Se gli dèi sono i simboli del gruppo in cui sono adorati, il dio che nel sacrificio di Espiazione è messo a morte dopo aver ricevuto o assunto il peso delle trasgressioni e dell'invecchiamento del clan, non è dunque altro che la società che è messa a morte quando essa ha fallito e è consumata. Il dio che risorge liberato dalle trasgressioni, ringiovanito e rinnovato, non è altro che la società che rinasce rinnovata. L'operazione di messa a morte del sacrificio di Espiazione, quando il dio è la vittima, non significa altro che il cataclisma tramite cui muore la vecchia società; la resurrezione non è altro che la nascita della nuova società rigenerata. In realtà, ogni rivoluzione è la perpetrazione di un sacrificio, nel senso tecnico e primitivo della parola. Una messa a morte, al fine di resurrezione.

Se è evidente che non si può assimilare la conquista del mondo antico da parte del cristianesimo agli eventi che si sono prodotti, per esempio, nel 1789 e nel 1917, il principio e lo scopo sono in ogni caso gli stessi: sostituire un mondo superato, e che deve essere distrutto, con un mondo nuovo, che non è che quel mondo rigenerato.

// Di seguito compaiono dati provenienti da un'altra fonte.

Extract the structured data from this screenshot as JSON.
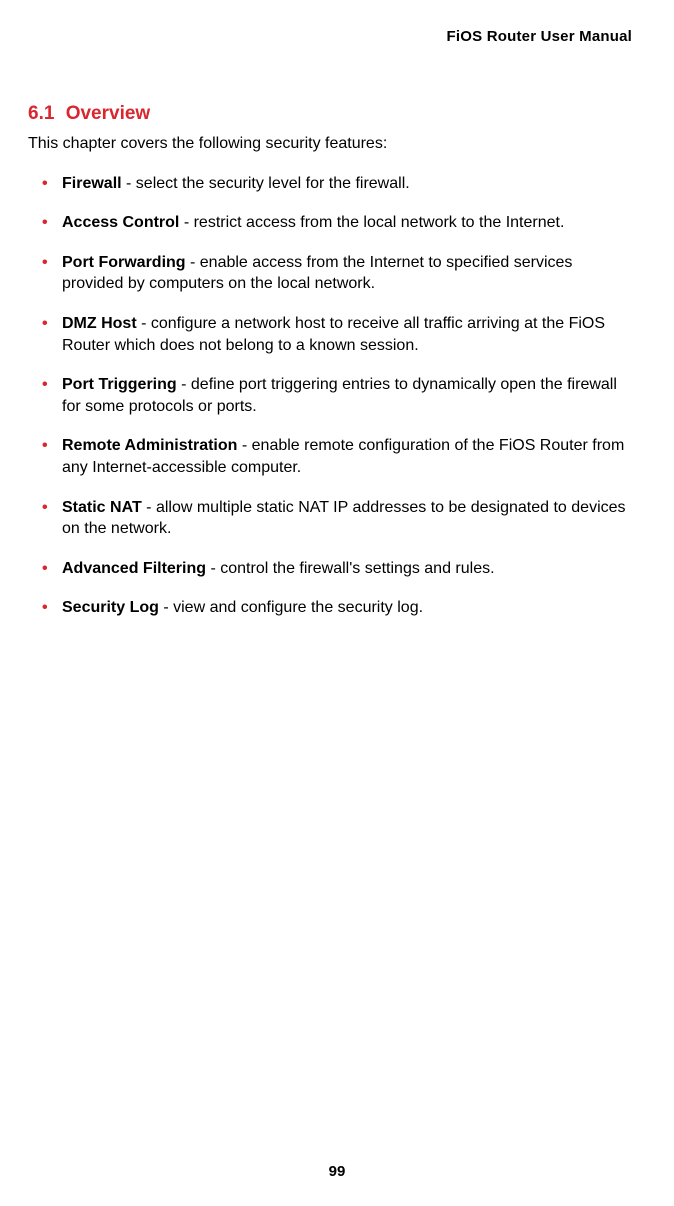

Senza i colpi di violenza scatenata che la fanno morire e la fanno rinascere, l'umanità andrebbe dall'invecchiamento all'estinzione. Nessuna iniezione di ghiandole interstiziali sarebbe stata capace di rendere al re di Nemi la giovinezza. Il grande movimento che trasporta le civiltà dall'irrazionale al razionale tende dapprima verso una sorta di equilibrio ideale; fintanto che questo equilibrio non sia ottenuto, tutti i progressi possono essere sperati; ma quando è superato, nessun riformismo può sperare di meglio di un risanamento passeggero che non farà che ritardare l'ora inevitabile del sacrificio: morte e resurrezione.

Noi siamo senza dubbio oggi nello stesso punto in cui si trovava la società antica quando il cristianesimo apparve nel mondo mediterraneo. Senza dubbio non vi è più salvezza possibile se non nella morte della società presente e nella sua resurrezione sotto la forma di una società nuova. Solo può essere intravisto il «quarto d'ora di tregua» che ritarderebbe la catastrofe e che potrebbe recare un movimento fascista ben guidato. Ma quando una società è definitivamente consumata, bisogna, un giorno o l'altro, che ciò che deve accadere accada, quale che sia il colore che il mito dà all'operazione. Come gli dèi che i primitivi immolavano periodicamente e che risorgevano ogni volta per poi morire di nuovo, la società sarà distrutta ogni volta che il suo ciclo sarà completato, e rinascerà, di rivoluzione in rivoluzione, fino ai secoli dei secoli. E tale è il Ritorno eterno. 

Il dio di un gruppo umano non è mai altro che l'immagine insanguinata del gruppo stesso, insanguinata quando esso muore, insanguinata quando esso esce dal ventre materno. 

NOTE

[1] Demain, ici, ainsi, la Révolution, pagine 15 e seguenti.

[2] Tra i temi ripresi drammaticamente nel Retour éternel, si ritroverà quest'ultimo a pagina 66 del volume. 

[3] Sull'accezione sociologica nella quale crediamo di poter assumere il termine «Spirito», si veda il nostro ultimo capitolo, a pagina 464 e seguenti. 

[4] Ruine de la civilisation antique, traduzione francese, 1921.